Indien probiert einen Balanceakt in Sachen Ukraine
Regierung wird keine »einseitigen Maßnahmen« gegen Russland unterstützen
Einerseits beschwört Delhi die »Einheit und territoriale Integrität« von Staaten. Das lässt sich proukrainisch deuten. Andererseits spricht es von legitimen Interessen aller Staaten in der Region, Russland also eingeschlossen. Aus Prinzip will Indien keine »einseitigen Maßnahmen« gegen Russland unterstützen.
»India backs Russia« (Indien unterstützt Russland). Die Schlagzeile der Zeitung »Asian Age« klang zwar reißerisch, stimmte aber nur teilweise. In Wirklichkeit versucht sich Delhi in einem Balanceakt. Die »Hindustan Times« beschrieb ihn so: »Die vertrauensvolle Freundschaft mit Russland muss mit dem Festhalten am Grundsatz der territorialen Integrität vereinbart werden.« Und genau darum bemüht sich die Regierung unter Premier Manmohan Singh.
Ihn hatte der russische Präsident Wladimir Putin am vergangenen Dienstag angerufen und sein Vorgehen auf der Krim erläutert. In einer Erklärung des indischen Außenministeriums hieß es, Singh habe »die konsequente Position Indiens zu Fragen der Einheit und territorialen Integrität von Staaten« betont. Der Premier habe die Hoffnung bekundet, dass alle Seiten Zurückhaltung üben und sich gemeinsam konstruktiv um politische und diplomatische Lösungen bemühen, die die legitimen Interessen aller Staaten in der Region berücksichtigen und langfristig Frieden und Stabilität sichern. Bereits vor Tagen hatte der Nationale Sicherheitsberater Shiv Shankar Menon gesagt, auf der Krim wären »legitime russische und andere Interessen berührt«.

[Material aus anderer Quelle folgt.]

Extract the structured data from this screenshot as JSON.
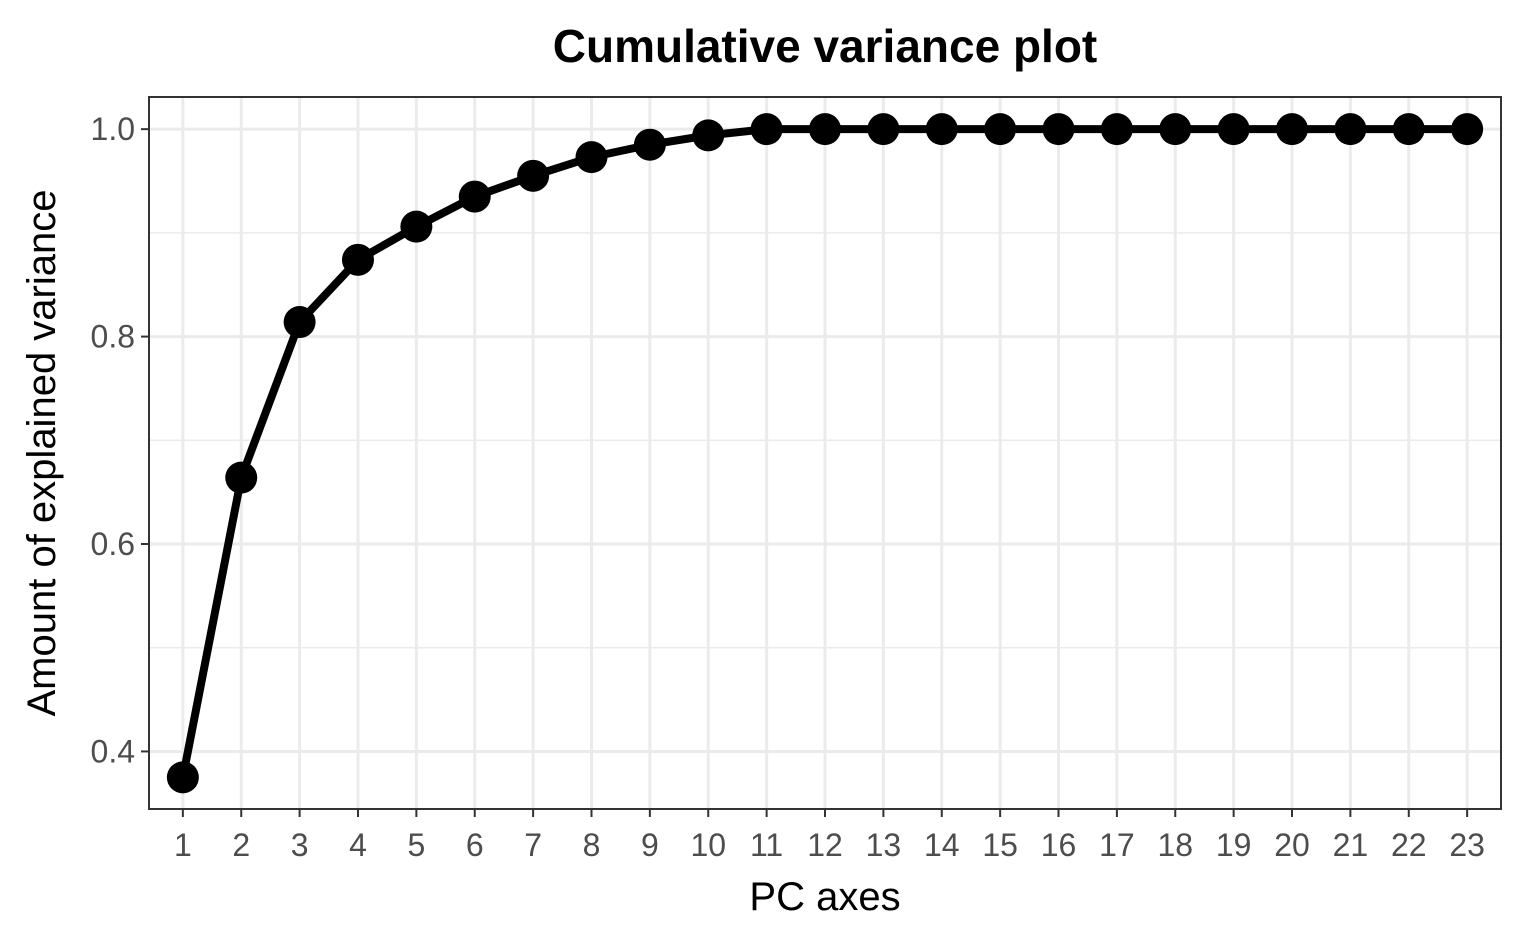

Klar scheint zu sein, dass sich Indien an Sanktionen gegen Moskau zumindest vorerst nicht beteiligen wird. Aus einer nicht näher bezeichneten Regierungsquelle schöpften Medien die Information, Indien werde keine einseitigen Maßnahmen eines Landes oder einer Staatengruppe gegen Russland unterstützen. Es habe sich traditionell und prinzipiell nie an solchen Sanktionen gegen ein Land beteiligt, auch nicht gegen Irak und Iran.
Was nicht bedeutet, dass der Coup auf der Krim den Indern keine Sorgen bereitet. Moskau ist mit Sicherheit bekannt, dass sein Partner am Ganges grundsätzlich nichts von Referenden hält, die zu Abspaltungen führen. Diese Ablehnung erklärt sich auch daraus, dass eine UN-Resolution aus dem Jahre 1948 ein Plebiszit für die von Pakistan und Indien beanspruchte Kaschmir-Region verlangt. Während Pakistan noch immer auf dieser Resolution besteht, ist sie von Delhi nie ernsthaft in Betracht gezogen worden, weil sie den Verlust der Region bedeuten könnte.
Das seit über einem halben Jahrhundert enge Verhältnis zur Sowjetunion, später zu Russland, zwingt Indien jetzt zum Eiertanz bezüglich der Krim. Moskau stand den Indern in vielen brenzligen Situationen bei. Es sprang in die Bresche, als der Westen in den 50er Jahren den Aufbau einer staatlichen Schwerindustrie in Indien boykottierte. Es stand diplomatisch auf der Seite Indiens, als Delhi 1971 militärisch die Unabhängigkeit Bangladeschs förderte. Indiens Armee wird bis heute zu einem beträchtlichen Teil mit russischen Rüstungsgütern versorgt. Beim Aufbau von Weltraumforschung, Raketentechnik und Atomindustrie Indiens stand die UdSSR Pate.
Auf der anderen Seite pflegt Indien aber auch gute Beziehungen zur Ukraine. Das gilt vor allem für den Rüstungsbereich, denn ein beträchtlicher Teil des ehemaligen militärisch-industriellen Komplexes der Sowjetunion liegt heute auf ukrainischem Gebiet. Hier werden u.a. die AN-32-Transportflugzeuge modernisiert, die Indien für abgelegene Regionen einsetzt. Schiffsdiesel und Triebwerke für die Hubschrauberflotte Indiens kommen ebenfalls aus der ukrainischen Waffenschmiede. »The Hindu« schrieb am Freitag, Delhi könne aufatmen, denn trotz der Krimkrise seien seine militärischen Interessen in der Ukraine gesichert.